Além disso, sinto-me melhor. Não sei se foi da boa nova ou se é do tratamento, mas o facto é que a boa disposição regressou e voltei a ter forças e a sentir ânimo. É por isso que estou agora sentado à minha secretária a redigir estas palavras. Estive um mês parado, sem vontade nem alento para rabiscar uma linha que fosse. A história da Nadija, do Artur, da Lian-hua e do Fukui, queridos amigos que tanto me marcaram, flores de lótus que com gestos simples honraram a humanidade neste mundo conspurcado de lama, reduzir-se-ia à narrativa do que lhes aconteceu na primeira parte das suas vidas, que deixei inscrita nas páginas de As Flores de Lótus. As forças faltavam-me e a história estava condenada a ficar por aí.
O alento, todavia, voltou quando menos esperava. Acredito, não me perguntem como nem porquê, que a Providência me concedeu estes meses suplementares com um propósito definido. E que propósito poderá ser esse senão terminar o que em boa hora comecei? É por isso que aqui estou de novo, de cara lavada e ânimo renovado, animado pela determinação férrea de contar o que se passou com aquelas quatro pessoas que tão importantes foram para mim. É isso o que quero fazer e é isso o que farei. Recordará, que o livro precedente nos deixou em suspenso quando os acontecimentos cristalizaram um virar de página da história do século XX, numa altura em que, no rescaldo do desastre da Primeira Guerra Mundial, as grandes tendências ditatoriais da década de 1920 se começaram a definir. Na ponta ocidental da Europa a revolução do 28 de Maio de 1926 trouxera a ditadura para Portugal e o meu amigo Artur, então um jovem tenente a quem a mulher, Catarina, ainda não conseguira dar filhos, viu-se inesperadamente no epicentro dos acontecimentos.

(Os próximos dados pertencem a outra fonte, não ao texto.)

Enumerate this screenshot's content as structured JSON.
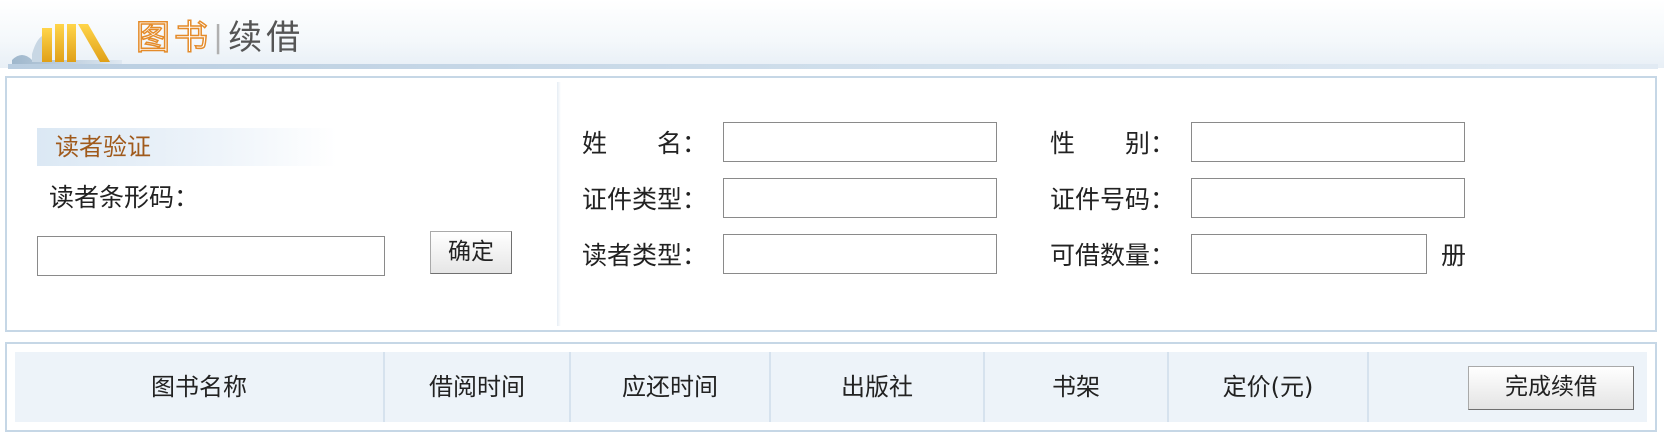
{
  "header": {
    "title_chars": [
      "图",
      "书",
      "续",
      "借"
    ],
    "title_separator": "|",
    "logo_icon": "books-icon",
    "accent_color": "#e48b2a"
  },
  "reader_verify": {
    "section_title": "读者验证",
    "barcode_label": "读者条形码：",
    "barcode_value": "",
    "confirm_label": "确定"
  },
  "reader_info": {
    "name_label": "姓　　名：",
    "name_value": "",
    "gender_label": "性　　别：",
    "gender_value": "",
    "id_type_label": "证件类型：",
    "id_type_value": "",
    "id_number_label": "证件号码：",
    "id_number_value": "",
    "reader_type_label": "读者类型：",
    "reader_type_value": "",
    "borrow_limit_label": "可借数量：",
    "borrow_limit_value": "",
    "borrow_limit_unit": "册"
  },
  "table": {
    "columns": [
      "图书名称",
      "借阅时间",
      "应还时间",
      "出版社",
      "书架",
      "定价(元)"
    ],
    "finish_label": "完成续借"
  }
}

Coube-lhe a missão de convencer o doutor Oliveira Salazar a assumir a pasta das Finanças num período de absoluto descrédito da democracia e da República.

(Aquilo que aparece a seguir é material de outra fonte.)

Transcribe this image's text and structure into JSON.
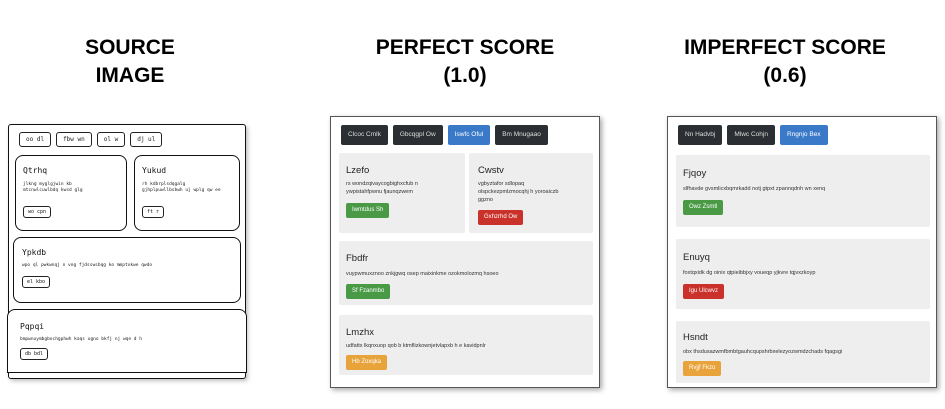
{
  "headings": {
    "source": [
      "SOURCE",
      "IMAGE"
    ],
    "perfect": [
      "PERFECT SCORE",
      "(1.0)"
    ],
    "imperfect": [
      "IMPERFECT SCORE",
      "(0.6)"
    ]
  },
  "sketch": {
    "tabs": [
      "oo dl",
      "fbw wn",
      "ol w",
      "dj ul"
    ],
    "cards": [
      {
        "title": "Qtrhq",
        "text": [
          "jlkng myglgjwin kb",
          "mtcnwlcuwlbdq kwsd glg"
        ],
        "button": "wo cpn"
      },
      {
        "title": "Yukud",
        "text": [
          "rh kdbrplsdqgalg",
          "gjhplpuwllbsbwh uj wplg qw ee"
        ],
        "button": "ft r"
      },
      {
        "title": "Ypkdb",
        "text": [
          "wpo ql pwkwnqj n vog fjdsswsbqg ko mmptxkwe qwdo"
        ],
        "button": "el kbo"
      },
      {
        "title": "Pqpqi",
        "text": [
          "bmpwnuymbgbochgphwh kaqs ugno bkfj nj wqe d h"
        ],
        "button": "db bdl"
      }
    ]
  },
  "perfect": {
    "nav": [
      "Clcoc Cmlk",
      "Gbcqgpl Ow",
      "Iswfc Oful",
      "Bm Mnugaao"
    ],
    "active_index": 2,
    "cards": [
      {
        "title": "Lzefo",
        "text": [
          "rs wondzqivaycogbighxcfub n",
          "ywpistahfpwnu fjaunqzwem"
        ],
        "button": "Iwmtdus Sh",
        "color": "green"
      },
      {
        "title": "Cwstv",
        "text": [
          "vgbyztafor sdlopaq",
          "olspckezpmlzmocqhj h yoroaiczb",
          "ggzno"
        ],
        "button": "Gxhzrhd Ow",
        "color": "red"
      },
      {
        "title": "Fbdfr",
        "text": [
          "vuypwmuxznoo znkjgwq osep maixinkme ozokmolozmq hsoeo"
        ],
        "button": "Sf Fzanmbo",
        "color": "green"
      },
      {
        "title": "Lmzhx",
        "text": [
          "udfattx lkqnxuop qob b ktmflizkownjetvlapxb h e kavidpnlr"
        ],
        "button": "Hb Zoxqka",
        "color": "orange"
      }
    ]
  },
  "imperfect": {
    "nav": [
      "Nn Hadvbj",
      "Mlwc Cohjn",
      "Rngnjo Bex"
    ],
    "active_index": 2,
    "cards": [
      {
        "title": "Fjqoy",
        "text": [
          "slfhavde gvsmlicxbqmrkadd notj gtpxt zpannqdnh wn xenq"
        ],
        "button": "Owz Zsmtl",
        "color": "green"
      },
      {
        "title": "Enuyq",
        "text": [
          "foxtqxidk dg oinix qtpieibbjxy voueqp yjkvre tqjvxzkoyp"
        ],
        "button": "Igu Ulcwvz",
        "color": "red"
      },
      {
        "title": "Hsndt",
        "text": [
          "obx thsdusazwmfbmbtgauhcqupshrbxelezyozwmdzchads fqagsgi"
        ],
        "button": "Rvjjf Fkzo",
        "color": "orange"
      }
    ]
  },
  "colors": {
    "nav_dark": "#2b2f33",
    "nav_active": "#3a79c8",
    "green": "#4a9a45",
    "red": "#c9312a",
    "orange": "#e8a33a"
  }
}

Já na outra extremidade da Europa a ditadura pertencia ao proletariado, ou pelo menos era o que os ditadores comunistas alegavam. Lenine tinha morrido e Stalin preparava-se para pôr de lado o breve regresso à economia de mercado encetado pela Nova Política Económica para avançar, ou recuar, para o comunismo puro e duro, com as requisições forçadas e a colectivização das terras. A minha Nadija era então apenas uma criança, mas a família regressara à Ucrânia para viver na pequena propriedade que o pai herdara. Como se iriam dar com a experiência política, social e económica então em curso? Poderia o comunismo funcionar?» In José Rodrigues dos Santos, O Pavilhão Púrpura, Gradiva, 2016, ISBN 978-989-616-709-7.